Updated - November 17, 2021 03:07 am IST

Published - January 25, 2016 02:29 am IST - Bengaluru:

The series of arrests of suspects in terror cases also seems to have exposed that the Karnataka police “failed” to keep track of two techies who were deported from Turkey after being caught trying to cross over to Syria in January 2015.

The two have now gone untraceable and the failure to keep track of them is not only an embarrassment to the State police but has also raised concerns that State agencies are not “on the ball” in tracking terror suspects, according to sources in the Intelligence Bureau.
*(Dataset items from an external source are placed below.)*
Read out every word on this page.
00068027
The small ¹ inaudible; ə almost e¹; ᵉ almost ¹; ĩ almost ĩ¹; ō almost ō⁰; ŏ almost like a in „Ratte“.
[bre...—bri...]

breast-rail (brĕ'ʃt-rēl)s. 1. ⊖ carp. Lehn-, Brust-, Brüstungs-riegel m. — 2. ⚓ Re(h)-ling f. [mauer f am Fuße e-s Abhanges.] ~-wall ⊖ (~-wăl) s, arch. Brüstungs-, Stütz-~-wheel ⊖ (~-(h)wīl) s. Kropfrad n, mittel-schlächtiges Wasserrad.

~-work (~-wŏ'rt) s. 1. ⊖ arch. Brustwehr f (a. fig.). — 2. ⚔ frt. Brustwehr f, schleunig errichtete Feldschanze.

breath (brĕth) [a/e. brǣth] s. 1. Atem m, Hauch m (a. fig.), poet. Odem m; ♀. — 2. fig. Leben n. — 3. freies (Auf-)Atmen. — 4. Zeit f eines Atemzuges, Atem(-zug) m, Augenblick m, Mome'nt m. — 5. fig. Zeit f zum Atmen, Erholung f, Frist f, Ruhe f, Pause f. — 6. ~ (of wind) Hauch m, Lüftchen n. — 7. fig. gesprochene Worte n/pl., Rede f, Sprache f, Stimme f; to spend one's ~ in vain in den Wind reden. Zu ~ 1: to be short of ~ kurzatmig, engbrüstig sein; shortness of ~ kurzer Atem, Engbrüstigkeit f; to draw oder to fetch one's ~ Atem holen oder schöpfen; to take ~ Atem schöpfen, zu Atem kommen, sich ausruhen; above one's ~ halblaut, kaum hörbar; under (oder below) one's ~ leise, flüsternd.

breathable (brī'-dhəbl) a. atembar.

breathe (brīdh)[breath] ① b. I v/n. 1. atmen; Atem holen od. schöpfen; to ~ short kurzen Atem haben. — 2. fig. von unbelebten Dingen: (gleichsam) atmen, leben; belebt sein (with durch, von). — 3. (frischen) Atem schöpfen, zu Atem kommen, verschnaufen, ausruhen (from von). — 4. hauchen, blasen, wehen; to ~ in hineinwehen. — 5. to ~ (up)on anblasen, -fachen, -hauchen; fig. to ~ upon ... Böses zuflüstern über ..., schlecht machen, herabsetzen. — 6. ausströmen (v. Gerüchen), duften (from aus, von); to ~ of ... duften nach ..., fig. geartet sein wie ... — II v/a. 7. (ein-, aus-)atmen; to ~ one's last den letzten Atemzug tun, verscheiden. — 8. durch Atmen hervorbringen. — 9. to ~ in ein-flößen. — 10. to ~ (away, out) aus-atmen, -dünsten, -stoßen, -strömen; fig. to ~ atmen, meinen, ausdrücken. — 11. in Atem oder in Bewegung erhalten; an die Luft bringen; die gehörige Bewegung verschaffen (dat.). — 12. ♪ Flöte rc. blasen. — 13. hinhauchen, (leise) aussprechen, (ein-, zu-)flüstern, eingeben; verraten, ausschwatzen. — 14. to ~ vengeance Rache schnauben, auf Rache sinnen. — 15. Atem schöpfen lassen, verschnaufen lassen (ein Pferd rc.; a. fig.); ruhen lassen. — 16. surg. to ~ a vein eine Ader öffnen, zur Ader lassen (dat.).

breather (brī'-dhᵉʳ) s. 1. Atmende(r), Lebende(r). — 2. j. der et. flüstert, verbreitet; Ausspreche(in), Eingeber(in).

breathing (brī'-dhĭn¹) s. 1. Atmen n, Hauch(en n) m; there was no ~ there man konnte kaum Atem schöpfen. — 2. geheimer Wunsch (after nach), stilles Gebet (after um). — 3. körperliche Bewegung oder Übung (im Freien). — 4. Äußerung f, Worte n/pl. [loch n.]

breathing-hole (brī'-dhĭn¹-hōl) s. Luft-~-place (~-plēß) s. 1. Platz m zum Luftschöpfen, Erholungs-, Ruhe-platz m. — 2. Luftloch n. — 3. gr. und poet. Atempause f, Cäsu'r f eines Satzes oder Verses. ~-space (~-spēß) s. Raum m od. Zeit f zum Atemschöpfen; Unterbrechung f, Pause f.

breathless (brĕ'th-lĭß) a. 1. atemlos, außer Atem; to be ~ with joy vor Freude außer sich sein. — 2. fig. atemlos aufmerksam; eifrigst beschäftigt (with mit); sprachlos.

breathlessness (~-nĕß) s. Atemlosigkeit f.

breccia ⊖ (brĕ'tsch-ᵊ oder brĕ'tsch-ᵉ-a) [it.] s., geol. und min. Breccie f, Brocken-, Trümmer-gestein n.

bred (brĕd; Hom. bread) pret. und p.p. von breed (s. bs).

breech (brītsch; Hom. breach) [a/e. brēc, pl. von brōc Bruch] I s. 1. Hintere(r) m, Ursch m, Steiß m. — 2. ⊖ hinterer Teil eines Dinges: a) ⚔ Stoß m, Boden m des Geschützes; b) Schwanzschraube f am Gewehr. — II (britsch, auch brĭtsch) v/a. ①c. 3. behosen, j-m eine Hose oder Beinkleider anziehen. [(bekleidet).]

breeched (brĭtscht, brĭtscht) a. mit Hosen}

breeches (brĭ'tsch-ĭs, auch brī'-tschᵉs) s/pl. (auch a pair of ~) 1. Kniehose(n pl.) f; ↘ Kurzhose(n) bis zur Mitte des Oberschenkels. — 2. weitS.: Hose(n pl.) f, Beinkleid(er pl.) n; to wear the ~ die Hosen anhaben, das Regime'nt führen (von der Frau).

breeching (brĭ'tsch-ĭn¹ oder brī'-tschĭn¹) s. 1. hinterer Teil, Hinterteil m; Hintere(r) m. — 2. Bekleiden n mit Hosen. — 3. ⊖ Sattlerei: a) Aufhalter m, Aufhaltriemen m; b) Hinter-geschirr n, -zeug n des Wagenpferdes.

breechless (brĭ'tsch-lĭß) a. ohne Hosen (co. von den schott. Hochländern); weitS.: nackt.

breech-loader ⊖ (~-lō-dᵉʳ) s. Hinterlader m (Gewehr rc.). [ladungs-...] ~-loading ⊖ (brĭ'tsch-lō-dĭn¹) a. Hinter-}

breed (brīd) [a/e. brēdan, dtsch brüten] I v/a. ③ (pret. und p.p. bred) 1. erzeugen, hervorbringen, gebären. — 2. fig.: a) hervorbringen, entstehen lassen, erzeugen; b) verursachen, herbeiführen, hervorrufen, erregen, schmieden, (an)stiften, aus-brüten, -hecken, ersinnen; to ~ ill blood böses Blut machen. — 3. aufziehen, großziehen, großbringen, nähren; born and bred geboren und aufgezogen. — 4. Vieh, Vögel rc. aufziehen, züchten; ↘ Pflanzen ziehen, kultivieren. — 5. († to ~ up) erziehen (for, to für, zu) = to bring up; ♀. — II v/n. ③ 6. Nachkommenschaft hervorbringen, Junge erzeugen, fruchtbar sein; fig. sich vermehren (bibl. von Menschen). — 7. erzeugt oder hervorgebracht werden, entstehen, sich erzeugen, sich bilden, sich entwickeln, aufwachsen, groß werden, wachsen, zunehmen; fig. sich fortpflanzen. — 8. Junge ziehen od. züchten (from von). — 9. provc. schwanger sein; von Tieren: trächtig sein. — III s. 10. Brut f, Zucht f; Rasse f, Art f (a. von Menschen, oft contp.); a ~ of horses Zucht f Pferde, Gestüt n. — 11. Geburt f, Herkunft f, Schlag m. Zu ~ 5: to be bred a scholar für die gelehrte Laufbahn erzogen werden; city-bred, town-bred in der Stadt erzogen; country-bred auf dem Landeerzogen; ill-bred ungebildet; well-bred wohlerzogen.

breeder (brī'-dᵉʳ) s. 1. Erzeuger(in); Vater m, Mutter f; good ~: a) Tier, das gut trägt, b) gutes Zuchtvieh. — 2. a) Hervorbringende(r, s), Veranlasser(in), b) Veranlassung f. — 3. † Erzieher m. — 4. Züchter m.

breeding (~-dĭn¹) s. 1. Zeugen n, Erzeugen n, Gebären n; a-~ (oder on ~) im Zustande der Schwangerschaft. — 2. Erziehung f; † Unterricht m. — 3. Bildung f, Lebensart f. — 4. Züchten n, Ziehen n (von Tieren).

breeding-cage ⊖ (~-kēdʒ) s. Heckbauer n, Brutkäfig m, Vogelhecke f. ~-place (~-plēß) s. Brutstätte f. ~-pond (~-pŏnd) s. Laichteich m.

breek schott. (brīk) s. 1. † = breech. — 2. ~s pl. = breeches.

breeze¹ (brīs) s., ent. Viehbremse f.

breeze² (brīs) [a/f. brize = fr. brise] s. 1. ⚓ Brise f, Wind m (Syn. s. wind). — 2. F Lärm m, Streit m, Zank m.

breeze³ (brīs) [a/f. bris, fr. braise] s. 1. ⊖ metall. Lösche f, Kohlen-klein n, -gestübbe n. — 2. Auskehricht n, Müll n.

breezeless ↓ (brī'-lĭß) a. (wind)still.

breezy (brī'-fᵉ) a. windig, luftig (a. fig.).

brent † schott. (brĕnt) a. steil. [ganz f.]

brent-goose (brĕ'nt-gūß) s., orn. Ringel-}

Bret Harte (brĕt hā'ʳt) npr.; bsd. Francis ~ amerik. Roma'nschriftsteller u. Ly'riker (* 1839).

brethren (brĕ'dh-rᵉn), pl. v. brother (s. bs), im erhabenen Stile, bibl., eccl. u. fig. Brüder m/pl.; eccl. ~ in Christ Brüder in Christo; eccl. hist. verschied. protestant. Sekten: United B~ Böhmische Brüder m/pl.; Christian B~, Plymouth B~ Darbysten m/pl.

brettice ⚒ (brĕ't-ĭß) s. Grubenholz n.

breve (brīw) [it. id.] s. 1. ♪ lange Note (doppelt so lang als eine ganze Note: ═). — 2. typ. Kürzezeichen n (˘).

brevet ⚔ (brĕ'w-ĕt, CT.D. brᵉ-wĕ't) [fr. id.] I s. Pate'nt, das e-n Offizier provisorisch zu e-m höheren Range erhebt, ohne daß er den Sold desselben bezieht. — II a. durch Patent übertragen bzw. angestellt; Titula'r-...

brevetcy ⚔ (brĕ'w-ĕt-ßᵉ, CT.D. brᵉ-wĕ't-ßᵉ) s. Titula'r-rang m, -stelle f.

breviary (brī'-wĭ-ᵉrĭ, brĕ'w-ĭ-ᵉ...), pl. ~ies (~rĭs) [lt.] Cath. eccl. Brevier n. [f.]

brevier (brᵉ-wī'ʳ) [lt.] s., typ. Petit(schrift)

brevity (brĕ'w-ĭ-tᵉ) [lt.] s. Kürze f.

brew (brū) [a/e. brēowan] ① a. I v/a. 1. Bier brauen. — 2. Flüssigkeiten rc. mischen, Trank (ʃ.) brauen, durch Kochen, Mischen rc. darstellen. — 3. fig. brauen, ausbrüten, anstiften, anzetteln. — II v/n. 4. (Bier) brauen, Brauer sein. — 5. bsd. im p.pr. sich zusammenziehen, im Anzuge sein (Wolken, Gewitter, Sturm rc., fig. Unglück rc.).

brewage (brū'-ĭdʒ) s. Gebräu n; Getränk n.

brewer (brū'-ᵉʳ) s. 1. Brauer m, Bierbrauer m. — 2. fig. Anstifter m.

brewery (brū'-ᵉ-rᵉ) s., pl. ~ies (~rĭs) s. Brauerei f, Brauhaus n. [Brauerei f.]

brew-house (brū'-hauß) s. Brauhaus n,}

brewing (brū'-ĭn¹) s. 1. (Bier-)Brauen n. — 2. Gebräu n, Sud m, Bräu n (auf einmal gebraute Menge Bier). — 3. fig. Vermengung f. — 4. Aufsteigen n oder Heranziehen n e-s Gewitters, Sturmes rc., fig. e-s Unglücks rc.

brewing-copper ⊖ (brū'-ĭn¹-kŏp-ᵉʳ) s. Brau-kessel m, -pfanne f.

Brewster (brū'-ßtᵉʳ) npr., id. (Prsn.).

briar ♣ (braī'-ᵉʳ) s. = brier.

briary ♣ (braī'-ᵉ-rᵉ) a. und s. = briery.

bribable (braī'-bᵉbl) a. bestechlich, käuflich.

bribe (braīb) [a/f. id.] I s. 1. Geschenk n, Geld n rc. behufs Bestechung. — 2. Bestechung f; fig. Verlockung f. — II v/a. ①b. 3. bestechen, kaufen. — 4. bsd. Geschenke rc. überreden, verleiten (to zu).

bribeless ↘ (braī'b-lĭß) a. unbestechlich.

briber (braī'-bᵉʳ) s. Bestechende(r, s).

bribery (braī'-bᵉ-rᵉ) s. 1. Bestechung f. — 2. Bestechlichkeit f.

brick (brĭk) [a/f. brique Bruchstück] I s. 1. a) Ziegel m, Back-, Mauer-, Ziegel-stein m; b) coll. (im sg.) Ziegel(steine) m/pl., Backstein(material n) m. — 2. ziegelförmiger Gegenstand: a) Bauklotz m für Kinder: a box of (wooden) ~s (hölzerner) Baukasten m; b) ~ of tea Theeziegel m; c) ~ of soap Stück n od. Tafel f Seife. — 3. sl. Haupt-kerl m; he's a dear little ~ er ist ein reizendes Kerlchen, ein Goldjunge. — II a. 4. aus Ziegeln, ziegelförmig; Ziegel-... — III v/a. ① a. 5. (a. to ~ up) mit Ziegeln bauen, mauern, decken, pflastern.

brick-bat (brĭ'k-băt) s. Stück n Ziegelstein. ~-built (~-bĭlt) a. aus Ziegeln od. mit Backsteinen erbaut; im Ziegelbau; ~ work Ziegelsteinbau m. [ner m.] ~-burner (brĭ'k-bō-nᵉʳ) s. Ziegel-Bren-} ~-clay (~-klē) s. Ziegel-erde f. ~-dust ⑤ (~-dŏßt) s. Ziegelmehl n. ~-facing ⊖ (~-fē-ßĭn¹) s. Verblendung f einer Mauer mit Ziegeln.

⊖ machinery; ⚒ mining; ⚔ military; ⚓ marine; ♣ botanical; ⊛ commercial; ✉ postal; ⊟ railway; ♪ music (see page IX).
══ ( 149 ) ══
Both were part of a group of nine people, including five children, that was deported from Turkey. The alleged “leader” of the group Mohammed Abdul Ahad, who had taken his five children and wife in the attempt to cross the Syrian border allegedly to fight for the IS, has now been arrested.

But there are fears that one of the two techies who the State police failed to keep track of could have fled from India. This is despite Central agencies asking the State police to keep track of the entire group after the Central Crime Branch (CCB) questioned them in January. The family of one of the two missing techies, Noufal, said he was in Saudi Arabia, but do not have the documentation to support it, said an NIA official.

Earlier this month, the city police were left stumped when the Delhi Police Special Cell arrested radical cleric Moulana Anzar Shah Qasmi fore his alleged links with Al-Qaeda in Indian Subcontinent (AQIS). Qazmi, with whom all the arrested suspects were in touch, was under the city police surveillance for nearly three months, but the surveillance inputs were not shared with other agencies and they failed to investigate him thoroughly. Ironically, the now arrested group allegedly distanced itself from Qazmi because he supported AQIS and not the IS.

A thorough probe by the city police earlier could have helped uncovered both, a senior Central Intelligence official said. However, the State police alleged that while they are diligently working on the inputs they have, the Central agencies were not sharing information seamlessly crippling them from seeing the larger picture.